A mammoth is any species of the extinct genus Mammuthus. These proboscideans are members of Elephantidae, the family of elephants and mammoths, and close relatives of modern elephants. They were often equipped with long curved tusks and, in northern species, a covering of long hair. They lived from the Pliocene epoch from around 4.8 million to 4,500 years ago.The word mammoth comes from the Russian мамонт mamont, probably in turn from the Vogul (Mansi) language, mang ont, meaning "earth horn".

The woolly mammoth was the last species of the genus. Most populations of the woolly mammoth in North America and Eurasia, as well all the Columbian mammoths in North America, died out around the time of the last glacial retreat, as part of a mass extinction of megafauna in northern Eurasia and the Americas. Until recently, it was generally assumed that the last woolly mammoths vanished from Europe and southern Siberia about 10,000 BC, but new findings show that some were still present there about 8,000 BC. Only slightly later, the woolly mammoths also disappeared from continental northern Siberia.A small population survived on St. Paul Island, Alaska, up until 3,750 BC,and the small mammoths of Wrangel Island survived until 1,650 BC.

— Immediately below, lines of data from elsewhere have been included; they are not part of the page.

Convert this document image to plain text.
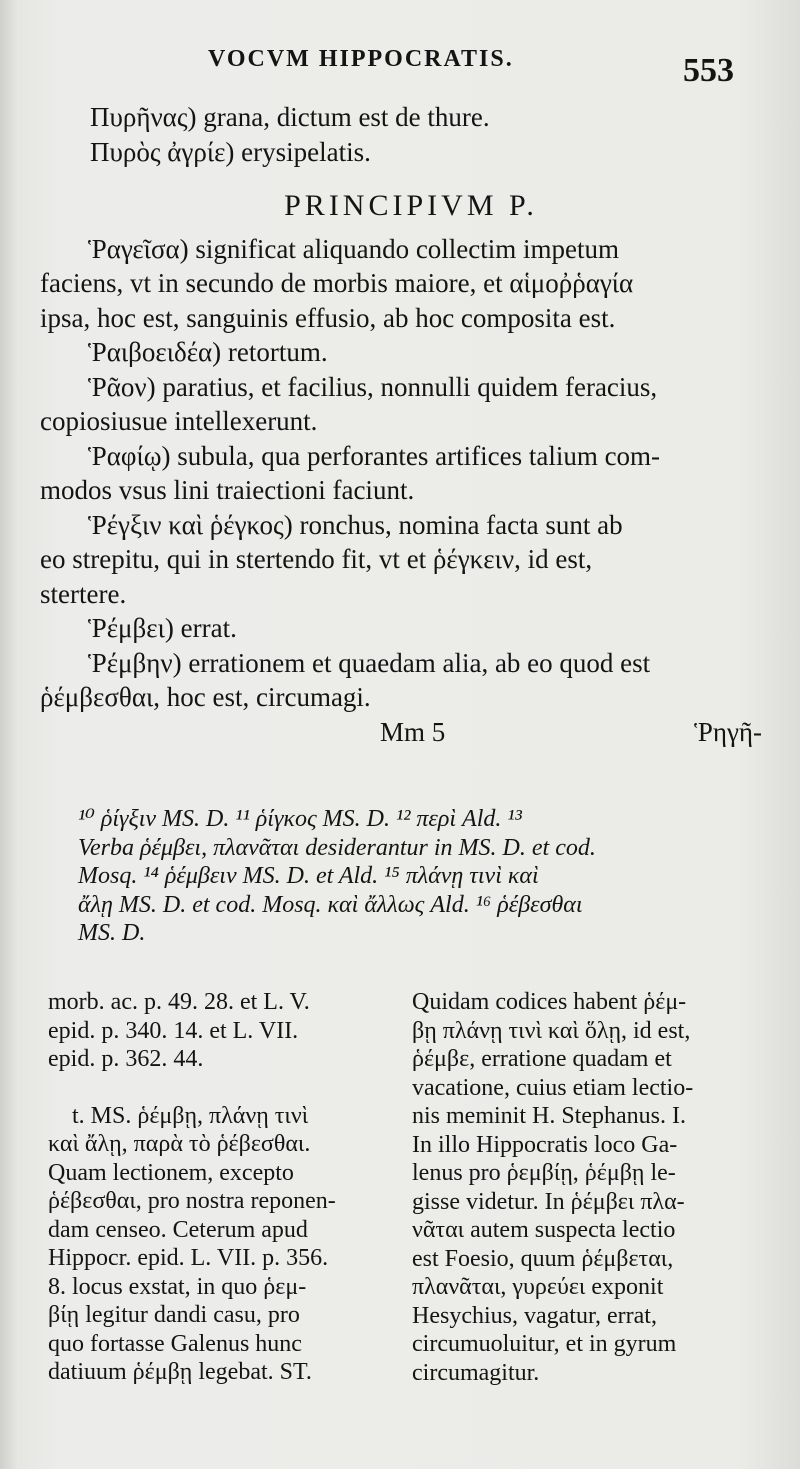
VOCVM HIPPOCRATIS.	553

Πυρῆνας) grana, dictum est de thure.

Πυρὸς ἀγρίε) erysipelatis.

PRINCIPIVM P.

Ῥαγεῖσα) significat aliquando collectim impetum

faciens, vt in secundo de morbis maiore, et αἱμοῤῥαγία

ipsa, hoc est, sanguinis effusio, ab hoc composita est.

Ῥαιβοειδέα) retortum.

Ῥᾶον) paratius, et facilius, nonnulli quidem feracius,

copiosiusue intellexerunt.

Ῥαφίῳ) subula, qua perforantes artifices talium com-

modos vsus lini traiectioni faciunt.

Ῥέγξιν καὶ ῥέγκος) ronchus, nomina facta sunt ab

eo strepitu, qui in stertendo fit, vt et ῥέγκειν, id est,

stertere.

Ῥέμβει) errat.

Ῥέμβην) errationem et quaedam alia, ab eo quod est

ῥέμβεσθαι, hoc est, circumagi.

Mm 5	Ῥηγῆ-

¹⁰ ῥίγξιν MS. D. ¹¹ ῥίγκος MS. D. ¹² περὶ Ald. ¹³

Verba ῥέμβει, πλανᾶται desiderantur in MS. D. et cod.

Mosq. ¹⁴ ῥέμβειν MS. D. et Ald. ¹⁵ πλάνῃ τινὶ καὶ

ἄλῃ MS. D. et cod. Mosq. καὶ ἄλλως Ald. ¹⁶ ῥέβεσθαι

MS. D.

morb. ac. p. 49. 28. et L. V.

epid. p. 340. 14. et L. VII.

epid. p. 362. 44.

t. MS. ῥέμβῃ, πλάνῃ τινὶ

καὶ ἄλῃ, παρὰ τὸ ῥέβεσθαι.

Quam lectionem, excepto

ῥέβεσθαι, pro nostra reponen-

dam censeo. Ceterum apud

Hippocr. epid. L. VII. p. 356.

8. locus exstat, in quo ῥεμ-

βίῃ legitur dandi casu, pro

quo fortasse Galenus hunc

datiuum ῥέμβῃ legebat. ST.

Quidam codices habent ῥέμ-

βῃ πλάνῃ τινὶ καὶ ὅλῃ, id est,

ῥέμβε, erratione quadam et

vacatione, cuius etiam lectio-

nis meminit H. Stephanus. I.

In illo Hippocratis loco Ga-

lenus pro ῥεμβίῃ, ῥέμβῃ le-

gisse videtur. In ῥέμβει πλα-

νᾶται autem suspecta lectio

est Foesio, quum ῥέμβεται,

πλανᾶται, γυρεύει exponit

Hesychius, vagatur, errat,

circumuoluitur, et in gyrum

circumagitur.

A definitive explanation for their mass extinction is yet to be agreed upon. The warming trend (Holocene) that occurred 12,000 years ago, accompanied by a glacial retreat and rising sea levels, has been suggested as a contributing factor. Forests replaced open woodlands and grasslands across the continent. The available habitat may have been reduced for some megafaunal species, such as the mammoth. However, such climate changes were nothing new; numerous very similar warming episodes had occurred previously within the ice age of the last several million years without producing comparable megafaunal extinctions, so climate alone is unlikely to have played a decisive role.The spread of advanced human hunters through northern Eurasia and the Americas around the time of the extinctions was a new development, and thus probably contributed significantly.

Whether the general mammoth population died out for climatic reasons or due to overhunting by humans is controversial. Another theory suggests that mammoths may have fallen victim to an infectious disease. A combination of climate change and hunting by humans has been suggested as the most likely explanation for their extinction.

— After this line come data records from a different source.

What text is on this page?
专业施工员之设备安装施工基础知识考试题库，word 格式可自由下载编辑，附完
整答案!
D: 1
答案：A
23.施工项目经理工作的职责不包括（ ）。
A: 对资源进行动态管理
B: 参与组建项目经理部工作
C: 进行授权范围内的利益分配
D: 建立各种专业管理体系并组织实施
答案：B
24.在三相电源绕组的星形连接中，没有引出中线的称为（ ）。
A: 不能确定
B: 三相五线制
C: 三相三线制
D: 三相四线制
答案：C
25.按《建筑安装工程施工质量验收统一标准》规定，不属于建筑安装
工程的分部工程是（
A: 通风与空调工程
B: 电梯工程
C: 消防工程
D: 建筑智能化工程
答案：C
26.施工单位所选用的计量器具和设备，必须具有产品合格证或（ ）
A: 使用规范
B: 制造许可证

Data derived from studies done on living elephants suggests human hunting was likely a strong contributing factor in the mammoth's final extinction[citation needed]. Homo erectus is known to have consumed mammoth meat as early as 1.8 million years ago.

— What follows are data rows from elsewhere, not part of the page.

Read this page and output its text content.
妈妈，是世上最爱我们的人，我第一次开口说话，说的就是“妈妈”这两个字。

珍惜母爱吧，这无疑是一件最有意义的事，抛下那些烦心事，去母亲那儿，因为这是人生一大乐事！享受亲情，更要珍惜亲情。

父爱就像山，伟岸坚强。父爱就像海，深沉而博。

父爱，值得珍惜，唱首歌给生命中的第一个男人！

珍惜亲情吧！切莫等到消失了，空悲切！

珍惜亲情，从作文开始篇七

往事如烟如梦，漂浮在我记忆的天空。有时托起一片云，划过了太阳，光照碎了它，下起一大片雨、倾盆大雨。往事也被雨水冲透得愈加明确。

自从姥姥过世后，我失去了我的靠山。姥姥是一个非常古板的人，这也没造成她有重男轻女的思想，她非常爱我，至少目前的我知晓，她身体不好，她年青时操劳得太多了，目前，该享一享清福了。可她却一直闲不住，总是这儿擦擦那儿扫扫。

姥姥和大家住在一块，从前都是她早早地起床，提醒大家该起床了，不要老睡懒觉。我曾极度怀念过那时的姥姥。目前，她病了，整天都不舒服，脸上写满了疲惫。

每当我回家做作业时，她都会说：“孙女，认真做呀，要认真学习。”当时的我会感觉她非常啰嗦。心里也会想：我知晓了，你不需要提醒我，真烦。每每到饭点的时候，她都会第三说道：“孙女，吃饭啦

However, the American Institute of Biological Sciences also notes that bones of dead elephants, left on the ground and subsequently trampled by other elephants, tend to bear marks resembling butchery marks, which have previously been misinterpreted as such by archaeologists[citation needed].

The survival of the dwarf mammoths on Russia's Wrangel Island was due to the island's very remote location and lack of inhabitants in the early Holocene period[citation needed]. The European discovery of the island (by American whalers) did not occur until the 1820s[citation needed]. A similar dwarfing occurred with the Pygmy Mammoth on the outer Channel Islands of California, but at an earlier period. Those animals were very likely killed by early Paleo-Native Americans, and habitat loss caused by a rising sea level that split Santa Rosae into the outer Channel Islands[citation needed].

Recent research indicates that mammoths survived in the Americas until 10,000 years ago. This conclusion is from research, by James Haile and Eske Willerslev of the University of Copenhagen, of sediments found in central Alaska, and reported in the Proceedings of the National Academy of Sciences.